Sem a palavra, nossa percepção da realidade é confusa ou nem sequer chega a ocorrer. Valem para toda a realidade humana as considerações sobre a "latência", que Moles tece em seu livro O Kitsch. Valendo-se de uma metáfora fotográfica, ele fala de uma revelação das impressões confusas, pelo surgimento de um vocábulo: "O surgimento nas línguas germânicas de um termo preciso (‘Kitsch’) para designá-lo levou-as a uma primeira tomada de consciência: através da palavra, o conceito torna-se passível de apreensão, e manipulável... O trajeto científico para conhecer, começa por nomear". De fato, sem a posse da palavra Kitsch é-nos muito mais difícil reparar em que há, no fundo, qualquer coisa de comum entre o pingüim da geladeira, o anãozinho do jardim e oquadro de cores fosforescentes... É precisamente neste ponto fundamental para a educação que Pieper insiste em Das Viergespann: a interação entre a possibilidade de percepção (e vivenciamento da realidade moral) e a existência de linguagem viva.

[Jean Lauand. Linguagem, Filosofia e Educação. http://www.hottopos.com/videtur18/jean.htm]


Saudade. Quem imaginaria que um sentimento tão corriqueiro como a saudade envolvesse questões tão complexas de nível filosófico-linguístico?

Pergunto-me se, caso não houvesse a palavra "saudade" e nenhuma outra que denotasse esse estado de espírito, eu sentiria isso. Pois saudade é o que sinto. E a nostalgia tem me corroído mesmo o ânimo, mas não desanimo, pois minha língua ao menos sabe nomear minha "doença"! Ora.

Universal demais para ser provável. A saudade talvez seja algo que dobraria mesmo um homem das cavernas. Um sentimento do mais primordial e imanente.

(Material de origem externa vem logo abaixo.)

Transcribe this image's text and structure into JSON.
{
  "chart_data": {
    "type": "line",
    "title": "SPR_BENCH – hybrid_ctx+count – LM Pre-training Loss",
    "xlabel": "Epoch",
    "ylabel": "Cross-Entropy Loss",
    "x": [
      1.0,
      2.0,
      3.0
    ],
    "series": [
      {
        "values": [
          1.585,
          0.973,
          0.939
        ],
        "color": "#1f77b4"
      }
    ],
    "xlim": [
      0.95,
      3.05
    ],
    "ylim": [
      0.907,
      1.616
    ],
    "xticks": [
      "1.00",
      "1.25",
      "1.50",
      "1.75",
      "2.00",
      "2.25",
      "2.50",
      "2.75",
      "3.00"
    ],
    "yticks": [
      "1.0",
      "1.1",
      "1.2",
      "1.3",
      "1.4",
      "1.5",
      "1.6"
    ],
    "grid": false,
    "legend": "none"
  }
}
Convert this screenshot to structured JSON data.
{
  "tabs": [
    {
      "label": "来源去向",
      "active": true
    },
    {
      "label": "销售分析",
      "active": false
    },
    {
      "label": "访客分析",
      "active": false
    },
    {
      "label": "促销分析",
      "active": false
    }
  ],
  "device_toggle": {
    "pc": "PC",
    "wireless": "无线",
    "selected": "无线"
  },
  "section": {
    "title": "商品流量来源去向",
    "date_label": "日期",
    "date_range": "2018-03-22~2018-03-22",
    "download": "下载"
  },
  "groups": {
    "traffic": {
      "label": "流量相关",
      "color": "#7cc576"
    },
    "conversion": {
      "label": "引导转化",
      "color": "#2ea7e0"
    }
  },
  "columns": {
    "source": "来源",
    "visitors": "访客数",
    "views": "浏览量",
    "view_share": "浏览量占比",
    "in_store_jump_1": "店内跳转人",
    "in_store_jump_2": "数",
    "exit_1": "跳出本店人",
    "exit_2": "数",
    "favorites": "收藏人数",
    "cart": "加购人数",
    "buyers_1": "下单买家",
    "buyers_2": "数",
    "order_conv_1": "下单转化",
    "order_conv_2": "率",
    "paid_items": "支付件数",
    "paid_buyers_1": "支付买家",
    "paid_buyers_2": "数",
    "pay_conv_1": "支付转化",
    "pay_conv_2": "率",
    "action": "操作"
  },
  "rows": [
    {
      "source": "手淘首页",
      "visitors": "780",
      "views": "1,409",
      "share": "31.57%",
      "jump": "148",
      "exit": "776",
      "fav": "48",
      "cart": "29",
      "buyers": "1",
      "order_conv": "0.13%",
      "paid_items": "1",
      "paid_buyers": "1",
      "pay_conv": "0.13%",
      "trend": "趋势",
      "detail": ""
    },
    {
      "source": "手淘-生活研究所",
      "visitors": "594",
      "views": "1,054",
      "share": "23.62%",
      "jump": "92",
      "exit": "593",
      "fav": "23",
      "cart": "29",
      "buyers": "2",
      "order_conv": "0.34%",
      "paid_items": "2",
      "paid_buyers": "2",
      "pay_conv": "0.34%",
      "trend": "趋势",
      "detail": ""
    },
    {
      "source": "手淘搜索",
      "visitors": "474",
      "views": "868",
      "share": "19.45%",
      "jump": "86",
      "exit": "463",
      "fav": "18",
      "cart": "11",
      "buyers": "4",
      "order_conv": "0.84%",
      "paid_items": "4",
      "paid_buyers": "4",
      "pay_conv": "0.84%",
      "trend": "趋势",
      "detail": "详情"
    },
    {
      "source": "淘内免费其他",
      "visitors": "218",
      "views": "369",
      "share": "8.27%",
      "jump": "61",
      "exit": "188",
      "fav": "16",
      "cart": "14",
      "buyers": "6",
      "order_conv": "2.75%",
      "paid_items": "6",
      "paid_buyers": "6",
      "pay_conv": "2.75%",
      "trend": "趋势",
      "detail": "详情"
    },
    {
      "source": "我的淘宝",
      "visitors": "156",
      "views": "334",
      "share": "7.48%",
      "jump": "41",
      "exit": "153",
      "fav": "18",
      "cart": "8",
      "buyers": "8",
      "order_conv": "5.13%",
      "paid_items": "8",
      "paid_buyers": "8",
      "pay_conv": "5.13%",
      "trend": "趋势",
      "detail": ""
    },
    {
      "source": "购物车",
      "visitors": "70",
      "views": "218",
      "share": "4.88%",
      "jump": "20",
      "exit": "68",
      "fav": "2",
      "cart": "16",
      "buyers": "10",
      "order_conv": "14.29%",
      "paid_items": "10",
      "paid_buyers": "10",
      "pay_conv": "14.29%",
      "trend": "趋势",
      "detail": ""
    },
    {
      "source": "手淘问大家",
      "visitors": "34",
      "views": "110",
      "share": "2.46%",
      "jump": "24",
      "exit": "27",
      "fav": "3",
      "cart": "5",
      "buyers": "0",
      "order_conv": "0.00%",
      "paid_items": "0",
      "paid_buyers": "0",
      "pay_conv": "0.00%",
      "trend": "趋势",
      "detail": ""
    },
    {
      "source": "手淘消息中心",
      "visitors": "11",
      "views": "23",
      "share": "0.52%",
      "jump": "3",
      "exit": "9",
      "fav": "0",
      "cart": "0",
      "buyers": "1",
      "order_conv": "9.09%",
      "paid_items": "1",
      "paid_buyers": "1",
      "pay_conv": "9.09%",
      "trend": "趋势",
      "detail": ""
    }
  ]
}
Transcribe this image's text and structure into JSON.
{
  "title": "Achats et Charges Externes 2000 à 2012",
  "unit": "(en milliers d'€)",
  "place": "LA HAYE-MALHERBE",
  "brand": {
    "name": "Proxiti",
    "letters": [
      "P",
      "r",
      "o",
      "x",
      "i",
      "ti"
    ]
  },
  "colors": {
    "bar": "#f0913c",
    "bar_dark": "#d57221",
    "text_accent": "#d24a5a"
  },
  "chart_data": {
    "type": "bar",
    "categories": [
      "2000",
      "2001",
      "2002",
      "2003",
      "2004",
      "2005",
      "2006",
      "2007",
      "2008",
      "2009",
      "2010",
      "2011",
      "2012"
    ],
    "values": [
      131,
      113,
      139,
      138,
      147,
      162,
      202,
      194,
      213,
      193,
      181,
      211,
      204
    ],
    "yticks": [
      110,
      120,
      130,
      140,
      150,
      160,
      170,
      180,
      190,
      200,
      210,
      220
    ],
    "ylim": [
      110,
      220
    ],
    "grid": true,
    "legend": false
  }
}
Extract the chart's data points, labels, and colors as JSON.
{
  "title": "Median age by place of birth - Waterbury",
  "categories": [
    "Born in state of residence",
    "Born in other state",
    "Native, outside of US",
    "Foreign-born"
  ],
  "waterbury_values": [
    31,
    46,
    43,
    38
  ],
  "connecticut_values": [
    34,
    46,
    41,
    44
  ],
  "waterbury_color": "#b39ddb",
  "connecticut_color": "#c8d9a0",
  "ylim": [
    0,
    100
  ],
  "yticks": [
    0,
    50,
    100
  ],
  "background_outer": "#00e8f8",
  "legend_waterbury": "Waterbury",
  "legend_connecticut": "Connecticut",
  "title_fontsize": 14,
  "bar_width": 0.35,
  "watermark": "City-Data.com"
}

E do que sinto saudade? Triste é não saber o motivo! Talvez saudade de um sonho. Aquele, que foi fugaz, mas que me martela a cabeça, desesperado para libertar-se novamente, pois o sufoquei e suprimi cruelmente com a minha obsessão por realidade.

Está na hora das coisas mudarem. PRECISAM mudar. Não posso desistir.

E para fechar o post, passo a palavra à Camões, outro grande mérito lusitano:

Mas, conquanto não pode haver desgosto
Onde esperança falta, lá me esconde
Amor um mal, que mata e não se vê;
Que dias há que na alma me tem posto
Um não sei quê, que nasce não sei onde,
Vem não sei como, e dói não sei porquê.

3 comentários:

Victor el Temple disse...

Não esquecendo que Camões é um dos preferidos da Ju.

E o sonho a que me refiro talvez ainda não deva ser pronunciado.

Eilahhh disse...

Saudade de um sonho antigo? Ou simplesmente saudade?

Saudade é algo nobre...

E a língua portuguesa é extraordinária!

=*

Ju disse...

Nossa, eu AMO os três últimos versos dessa estrofe ;-;
Eu nem sabia que você sabia que eu gostava. Sua memória deve ser boa.

E não sei que mania é essa que a gente tem de achar que sonho e realidade anulam um ao outro.